Updated

There has been way too much green in NASCAR Sprint Cup Series racing lately, and I’m not talking about the rejected color consider unlucky by drivers, money or even the green initiative.

I’m talking about the green flag, and more specifically, how time it spends displayed at a race before being replaced by the yellow.

Whoever would have expected that Bristol would be green for 451 of 500 laps and 219 consecutive green-flag laps? That’s nearly unheard of in this era.

But it’s not just Bristol.

Martinsville featured more than 200 consecutive green-flag laps. Texas saw only two cautions – both for debris - for 10 laps and a string of 234 back-to-back green-flag laps.

There hasn’t been a caution flag for a multi-car wreck in the last two races at Texas and Kansas. In fact, the average number of cautions per race in the first seven events of 2012 is 5.4 for 31 laps. Keep in mind that Daytona figures into that equation. Over the last 10 seasons, the average has been nine yellow flags for 50 laps.

It sounds like my calculator broke and I’m counting on my fingers, doesn’t it? I wish that was the case. Something definitely is broken but it’s not my calculator.

I think the points system leading into the Chase is broken and NASCAR needs to fix it. These drivers saw just how important each point is when Tony Stewart beat out Carl Edwards for the championship last year by one measly point, and none of them has forgotten that.

Drivers are so concerned with maintaining good finishes that they’re not willing to take a chance on the track in order to finish fifth – they’d rather take seventh or ninth and come out of there with more points than if they wrecked making a bold move. The risk of letting it all hang out and going for another position isn’t always worth the reward to them.

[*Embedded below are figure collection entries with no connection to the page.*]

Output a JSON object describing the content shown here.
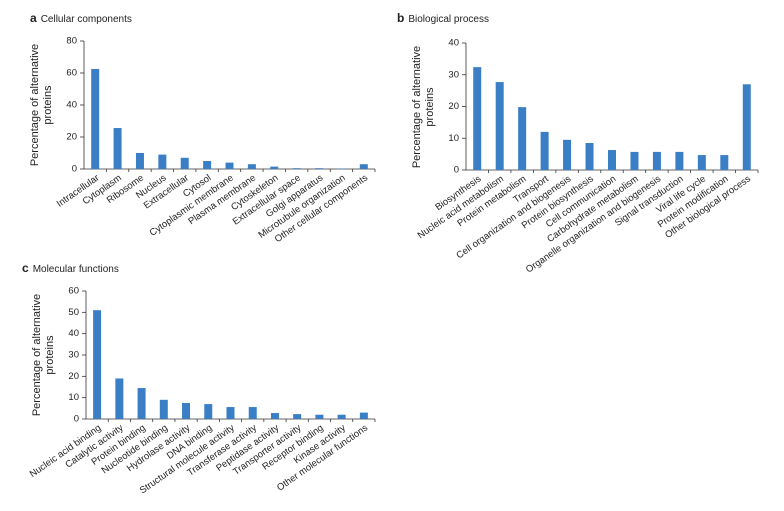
{
  "chart_data": [
    {
      "type": "bar",
      "panel": "a",
      "title": "Cellular components",
      "y_label": "Percentage of alternative proteins",
      "color": "#3a7fc6",
      "categories": [
        "Intracellular",
        "Cytoplasm",
        "Ribosome",
        "Nucleus",
        "Extracellular",
        "Cytosol",
        "Cytoplasmic membrane",
        "Plasma membrane",
        "Cytoskeleton",
        "Extracellular space",
        "Golgi apparatus",
        "Microtubule organization",
        "Other cellular components"
      ],
      "values": [
        62.5,
        25.6,
        10,
        9,
        7,
        5,
        4,
        3,
        1.5,
        0.5,
        0.5,
        0.3,
        3
      ],
      "ylim": [
        0,
        80
      ],
      "yticks": [
        0,
        20,
        40,
        60,
        80
      ]
    },
    {
      "type": "bar",
      "panel": "b",
      "title": "Biological process",
      "y_label": "Percentage of alternative proteins",
      "color": "#3a7fc6",
      "categories": [
        "Biosynthesis",
        "Nucleic acid metabolism",
        "Protein metabolism",
        "Transport",
        "Cell organization and biogenesis",
        "Protein biosynthesis",
        "Cell communication",
        "Carbohydrate metabolism",
        "Organelle organization and biogenesis",
        "Signal transduction",
        "Viral life cycle",
        "Protein modification",
        "Other biological process"
      ],
      "values": [
        32.4,
        27.7,
        19.8,
        12,
        9.5,
        8.5,
        6.3,
        5.7,
        5.7,
        5.7,
        4.7,
        4.7,
        27
      ],
      "ylim": [
        0,
        40
      ],
      "yticks": [
        0,
        10,
        20,
        30,
        40
      ]
    },
    {
      "type": "bar",
      "panel": "c",
      "title": "Molecular functions",
      "y_label": "Percentage of alternative proteins",
      "color": "#3a7fc6",
      "categories": [
        "Nucleic acid binding",
        "Catalytic activity",
        "Protein binding",
        "Nucleotide binding",
        "Hydrolase activity",
        "DNA binding",
        "Structural molecule activity",
        "Transferase activity",
        "Peptidase activity",
        "Transporter activity",
        "Receptor binding",
        "Kinase activity",
        "Other molecular functions"
      ],
      "values": [
        51,
        19,
        14.5,
        9,
        7.5,
        7,
        5.6,
        5.6,
        2.8,
        2.3,
        2,
        2,
        3
      ],
      "ylim": [
        0,
        60
      ],
      "yticks": [
        0,
        10,
        20,
        30,
        40,
        50,
        60
      ]
    }
  ]
}
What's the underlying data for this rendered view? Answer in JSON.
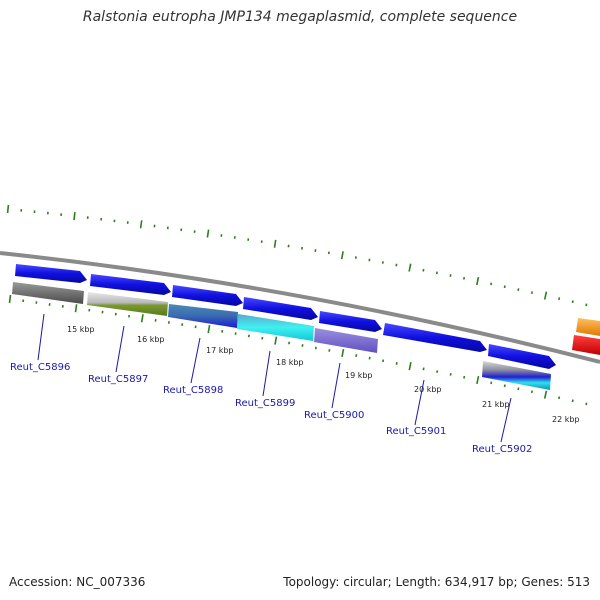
{
  "title": "Ralstonia eutropha JMP134 megaplasmid, complete sequence",
  "accession": "Accession: NC_007336",
  "summary": "Topology: circular; Length: 634,917 bp; Genes: 513",
  "colors": {
    "backbone": "#888888",
    "tick": "#2e7d1e",
    "gene_label": "#1a1aa8",
    "cds": "#1010e0"
  },
  "scale_labels": [
    "15 kbp",
    "16 kbp",
    "17 kbp",
    "18 kbp",
    "19 kbp",
    "20 kbp",
    "21 kbp",
    "22 kbp"
  ],
  "genes": [
    {
      "label": "Reut_C5896"
    },
    {
      "label": "Reut_C5897"
    },
    {
      "label": "Reut_C5898"
    },
    {
      "label": "Reut_C5899"
    },
    {
      "label": "Reut_C5900"
    },
    {
      "label": "Reut_C5901"
    },
    {
      "label": "Reut_C5902"
    }
  ]
}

So, it’s make it worth it. Let’s restructure the points in the Race to the Chase by dropping their three or five worst finishes in the first 26 races so DNFs don’t weigh so heavily in whether or not they make the Chase. Even better yet, let’s take their best 15 or 16 races instead of counting the entire 26. Take the drivers’ conservative approach and hesitancy out of the equation. Guys have been missing the Chase because of one, two or three bad races, and that has made every single one of them gun-shy.

Screw consistency. I want to see drivers racing all-out for wins, and if their cars aren’t good enough to win, let them duke it out for a top-five without fear of jeopardizing their Chase chances. And if you win even one race, you should be in the Chase.

I don’t want to muddy the waters here too much, but if also we restructured how drivers get paid, owners could provide more incentive for their driver to win. They all get a flat, fat salary just to drive the car every week, but they also get a percentage of the purse money their team earns, which in most cases, amounts to 40 or 50-percent of the purse paid for their finishing position.

I think higher-finishing drivers should get an even larger percentage of the purses, while the lower-finishing ones get a smaller percentage. Make the risk worth the reward for them and pull some of them out of the funk of just running laps to collect the guaranteed paycheck each weekend. Give them an incentive like the NASCAR Sprint All-Star Race (live on SPEED May 19 at 7 p.m. ET) gives them. No, we can’t offer $1 million and practically nothing to the last-place finisher, as the All-Star Race does, but you get the idea – something to make them get up on the wheel more.

We’ve seen too many great drivers all but knocked out of Chase probability after just a few races this year. Jeff Gordon has had some engine trouble and other bad luck; Kasey Kahne wrecked and has had assorted issues. If we threw out some of their worst finishes, they could be in the top 10 in points as long as they pick up the pace and get better results going forward.

One more factor to discuss is the tire Goodyear has been bringing to the track. It is so conservative, durable and safe that it’s impeding the on-track competition. These tires are so hard that they don’t wear out, meaning lap times don’t fall off much during the course of a run. As a result, there is less and less passing because it’s hard to pass coming off a corner at 170 mph or so without getting into someone. I completely understand Goodyear’s position after the tire fiasco at the Brickyard 400 a few years ago. They cannot afford another PR disaster like that one, but I do think they could soften the left-side tires and leave the right sides harder to avoid failure, yet still accomplish the goal of lap times that fall off throughout a run.

Interest in the sport is falling off, but I think if we truly examine these suggestions, we might be able to remedy some of our problems, even in the middle of the season.

Jimmy Spencer calls it like he sees it on NASCAR Race Hub on SPEED. He retired from driving with two NASCAR Sprint Cup, 12 NASCAR Nationwide and one NASCAR Camping World Truck Series victory, putting him in an elite group of drivers who have logged wins in all three of NASCAR’s premier divisions. In 478 NASCAR Sprint Cup Series starts, Spencer amassed 28 top-five and 80 top-10 finishes. He won back-to-back NASCAR Whelen Modified Tour championships in 1986 and 1987 on the heels of 15 victories, becoming the first driver ever to earn consecutive titles in the series. He earned the nickname “Mr. Excitement” for his flamboyant and aggressive driving style early in his racing career.